Effects of Ca⁺⁺ and glycine on lipid breakdown and death of ATP-depleted MDCK cells

The relationships between cytosolic free calcium (Caf), cell associated glycine, phospholipid hydrolysis and cell death were investigated in Madin-Darby canine kidney (MDCK) cells injured by depletion of adenosine triphosphate (ATP). Glucose free incubation for three hours with a mitochondrial uncoupler resulted in progressive loss of glycine from cells. However, they were not lethally injured unless a perturbation of Ca⁺⁺ homeostasis was also induced. Exposure to a Ca⁺⁺ ionophore and uncoupler in 1.25 mw Ca⁺⁺ medium (+Ca) resulted in accelerated cell death. ATP depleted cells with ionophore in 100 nM Ca⁺⁺ medium (-Ca) were also lethally injured, but after a significant delay. Depletion of glycine preceded death in both groups of cells.
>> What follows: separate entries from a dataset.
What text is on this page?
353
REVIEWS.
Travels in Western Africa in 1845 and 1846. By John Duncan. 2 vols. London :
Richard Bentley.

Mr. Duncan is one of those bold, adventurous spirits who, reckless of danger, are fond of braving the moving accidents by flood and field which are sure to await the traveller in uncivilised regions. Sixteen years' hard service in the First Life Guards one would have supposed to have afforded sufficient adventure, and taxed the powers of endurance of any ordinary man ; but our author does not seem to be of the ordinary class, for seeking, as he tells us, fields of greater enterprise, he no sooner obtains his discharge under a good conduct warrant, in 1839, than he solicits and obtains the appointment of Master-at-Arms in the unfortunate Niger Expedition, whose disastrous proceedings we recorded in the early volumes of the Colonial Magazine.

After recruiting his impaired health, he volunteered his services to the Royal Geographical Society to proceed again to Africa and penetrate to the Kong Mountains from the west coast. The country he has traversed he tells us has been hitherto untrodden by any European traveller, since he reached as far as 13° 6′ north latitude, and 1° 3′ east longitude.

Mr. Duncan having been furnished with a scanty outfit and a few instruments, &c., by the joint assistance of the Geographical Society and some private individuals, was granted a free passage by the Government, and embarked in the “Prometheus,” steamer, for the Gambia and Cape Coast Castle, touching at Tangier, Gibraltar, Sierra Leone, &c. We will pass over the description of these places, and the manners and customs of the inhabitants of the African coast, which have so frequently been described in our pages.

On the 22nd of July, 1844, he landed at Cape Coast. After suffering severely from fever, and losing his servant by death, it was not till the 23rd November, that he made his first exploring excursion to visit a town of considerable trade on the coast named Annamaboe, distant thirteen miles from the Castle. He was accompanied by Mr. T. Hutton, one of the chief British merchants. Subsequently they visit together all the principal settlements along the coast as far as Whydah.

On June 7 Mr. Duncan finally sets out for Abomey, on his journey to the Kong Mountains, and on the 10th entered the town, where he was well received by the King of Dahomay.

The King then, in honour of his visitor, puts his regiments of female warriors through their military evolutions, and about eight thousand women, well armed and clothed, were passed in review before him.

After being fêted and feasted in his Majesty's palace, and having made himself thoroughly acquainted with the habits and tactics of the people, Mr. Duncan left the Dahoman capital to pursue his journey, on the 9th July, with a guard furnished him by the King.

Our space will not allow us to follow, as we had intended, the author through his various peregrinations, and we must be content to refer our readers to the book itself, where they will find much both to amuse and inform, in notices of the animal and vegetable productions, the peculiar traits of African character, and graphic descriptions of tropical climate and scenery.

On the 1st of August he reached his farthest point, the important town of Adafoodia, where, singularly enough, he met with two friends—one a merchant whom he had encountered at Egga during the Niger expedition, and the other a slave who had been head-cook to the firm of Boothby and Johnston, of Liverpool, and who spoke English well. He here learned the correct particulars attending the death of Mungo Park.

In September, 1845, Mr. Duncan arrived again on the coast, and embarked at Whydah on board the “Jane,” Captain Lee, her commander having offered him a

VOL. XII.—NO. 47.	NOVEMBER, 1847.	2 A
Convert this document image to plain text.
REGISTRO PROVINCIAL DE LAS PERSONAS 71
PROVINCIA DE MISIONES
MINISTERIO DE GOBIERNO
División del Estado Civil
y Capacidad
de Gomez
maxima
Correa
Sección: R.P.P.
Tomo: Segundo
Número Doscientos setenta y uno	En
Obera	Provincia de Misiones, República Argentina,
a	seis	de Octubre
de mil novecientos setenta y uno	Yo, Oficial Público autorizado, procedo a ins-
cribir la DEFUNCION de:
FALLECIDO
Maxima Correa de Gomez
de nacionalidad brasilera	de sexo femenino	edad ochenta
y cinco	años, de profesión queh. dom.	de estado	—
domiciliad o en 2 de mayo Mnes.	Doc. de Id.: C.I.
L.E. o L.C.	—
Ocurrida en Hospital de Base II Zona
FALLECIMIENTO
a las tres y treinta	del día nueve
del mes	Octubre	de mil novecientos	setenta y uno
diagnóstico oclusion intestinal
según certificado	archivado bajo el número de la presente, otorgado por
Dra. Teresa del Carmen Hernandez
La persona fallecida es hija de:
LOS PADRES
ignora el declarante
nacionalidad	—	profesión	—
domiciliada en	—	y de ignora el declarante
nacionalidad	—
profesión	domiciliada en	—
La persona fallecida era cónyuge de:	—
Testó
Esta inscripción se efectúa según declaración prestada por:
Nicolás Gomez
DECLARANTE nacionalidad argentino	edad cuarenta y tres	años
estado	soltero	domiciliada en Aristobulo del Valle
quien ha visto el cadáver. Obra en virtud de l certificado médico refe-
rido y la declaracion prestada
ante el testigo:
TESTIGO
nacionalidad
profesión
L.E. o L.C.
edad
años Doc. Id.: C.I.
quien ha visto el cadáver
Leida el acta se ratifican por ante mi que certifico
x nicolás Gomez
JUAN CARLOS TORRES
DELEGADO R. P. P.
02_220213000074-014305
Exogenous glycine (5 mM) protected +Ca cells against lethal membrane damage, but the beneficial effects were lost over a period of time. In contrast, -Ca cells were completely protected throughout. Phospholipid mass and radioactive label in lipid fractions of cells prelabeled with ³H-oleic acid were measured. Accelerated death of +Ca cells was accompanied by large decreases of phospholipid mass, loss of phospholipid label, and accumulation of unesterified labeled fatty acid. These changes were greatly decreased by incubation in -Ca medium. On the other hand, protection by glycine could not be attributed to modifications of either the massive breakdown of phospholipids that occured in +Ca cells, or the modest changes seen in -Ca cells. In +Ca cells, the deleterious effects of increased Caf and phospholipid breakdown ultimately prevailed over protection by the amino acid. Thus, separate pathways of cell death associated with increased Caf and decreased glycine were defined in ATP depleted, Ca⁺⁺ permeabilized MDCK cells. Calcium excess and massive phospholipid loss are features of a damage process that occurs independently of whether cells are protected by glycine or not. Conversely, the glycine sensitive component of injury is expressed regardless of whether intracellular Ca⁺⁺ is increased, or large phospholipid losses occur. ATP depletion in -Ca medium provides a system to study mechanisms of glycine cytoprotection uncomplicated by Ca⁺⁺ toxicity.